Ignorance has been discussed. It has been said in that connection that an ignorant man worships another god, thinking he is different from himself, and that prompted by desire, he, identifying himself with a particular caste and order of life and being regulated by a sense of duty, performs rites such as making offerings in the ñre, which help the gods and others and make him an object of enjoyment to them. And as all beings by their rites individually projected him as their object of enjoyment, so did he by his performance of rites with five factors, such as making offerings in the fire, project all beings as well as the whole universe as his objects of enjoyment.
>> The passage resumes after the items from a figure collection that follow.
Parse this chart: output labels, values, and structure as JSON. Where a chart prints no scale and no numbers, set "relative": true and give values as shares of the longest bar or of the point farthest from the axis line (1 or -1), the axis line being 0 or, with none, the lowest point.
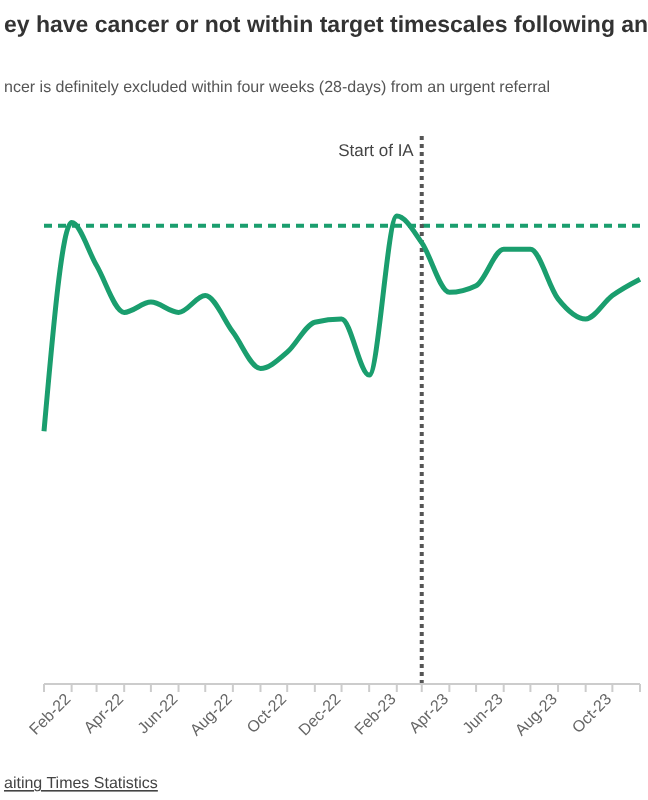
{
  "chart_data": {
    "type": "line",
    "title": "ey have cancer or not within target timescales following an",
    "subtitle": "ncer is definitely excluded within four weeks (28-days) from an urgent referral",
    "relative": true,
    "x": [
      "2022-01",
      "2022-02",
      "2022-03",
      "2022-04",
      "2022-05",
      "2022-06",
      "2022-07",
      "2022-08",
      "2022-09",
      "2022-10",
      "2022-11",
      "2022-12",
      "2023-01",
      "2023-02",
      "2023-03",
      "2023-04",
      "2023-05",
      "2023-06",
      "2023-07",
      "2023-08",
      "2023-09",
      "2023-10",
      "2023-11"
    ],
    "series": [
      {
        "color": "#1a9e6e",
        "values": [
          0.54,
          0.986,
          0.894,
          0.794,
          0.816,
          0.794,
          0.83,
          0.752,
          0.674,
          0.709,
          0.773,
          0.78,
          0.66,
          1,
          0.943,
          0.837,
          0.851,
          0.929,
          0.929,
          0.823,
          0.78,
          0.83,
          0.865
        ]
      }
    ],
    "xlim": [
      "2022-01",
      "2023-11"
    ],
    "xticks": [
      {
        "value": "2022-01",
        "label": null
      },
      {
        "value": "2022-02",
        "label": "Feb-22"
      },
      {
        "value": "2022-03",
        "label": null
      },
      {
        "value": "2022-04",
        "label": "Apr-22"
      },
      {
        "value": "2022-05",
        "label": null
      },
      {
        "value": "2022-06",
        "label": "Jun-22"
      },
      {
        "value": "2022-07",
        "label": null
      },
      {
        "value": "2022-08",
        "label": "Aug-22"
      },
      {
        "value": "2022-09",
        "label": null
      },
      {
        "value": "2022-10",
        "label": "Oct-22"
      },
      {
        "value": "2022-11",
        "label": null
      },
      {
        "value": "2022-12",
        "label": "Dec-22"
      },
      {
        "value": "2023-01",
        "label": null
      },
      {
        "value": "2023-02",
        "label": "Feb-23"
      },
      {
        "value": "2023-03",
        "label": null
      },
      {
        "value": "2023-04",
        "label": "Apr-23"
      },
      {
        "value": "2023-05",
        "label": null
      },
      {
        "value": "2023-06",
        "label": "Jun-23"
      },
      {
        "value": "2023-07",
        "label": null
      },
      {
        "value": "2023-08",
        "label": "Aug-23"
      },
      {
        "value": "2023-09",
        "label": null
      },
      {
        "value": "2023-10",
        "label": "Oct-23"
      },
      {
        "value": "2023-11",
        "label": null
      }
    ],
    "ref_lines": [
      {
        "axis": "y",
        "value": 0.979,
        "color": "#1a9e6e",
        "line_style": "dashed"
      },
      {
        "axis": "x",
        "value": "2023-03",
        "label": "Start of IA",
        "color": "#555555",
        "line_style": "dotted"
      }
    ],
    "annotations": [
      "aiting Times Statistics"
    ],
    "marker": "none",
    "line_style": "solid"
  }
}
Thus everyone according to his meditation and rites is both the enjoyer and the object of. enjoyment of the whole universe. That is to say, everyone is alternately the cause as well as the effect of everyone else.[1] This we shall describe in the section on knowledge, the meditation on things mutually helpful (II. v.), showing, as a step to the realisation of the unity of the self, how everything is the effect of everything else and helpful to it. The universe which the ignorant man in question projected as his object of enjoyment through his meditation and rites with material ends having five factors, such as making offerings in the fire, being divided in its entirety into seven parts as causes and effects, is called the seven kinds of food, being an object of enjoyment. Hence he is the father of these different kinds of food. These are the verses, Mantras describing in brief these varieties of food together with their uses, and are called Ślokas for that reason.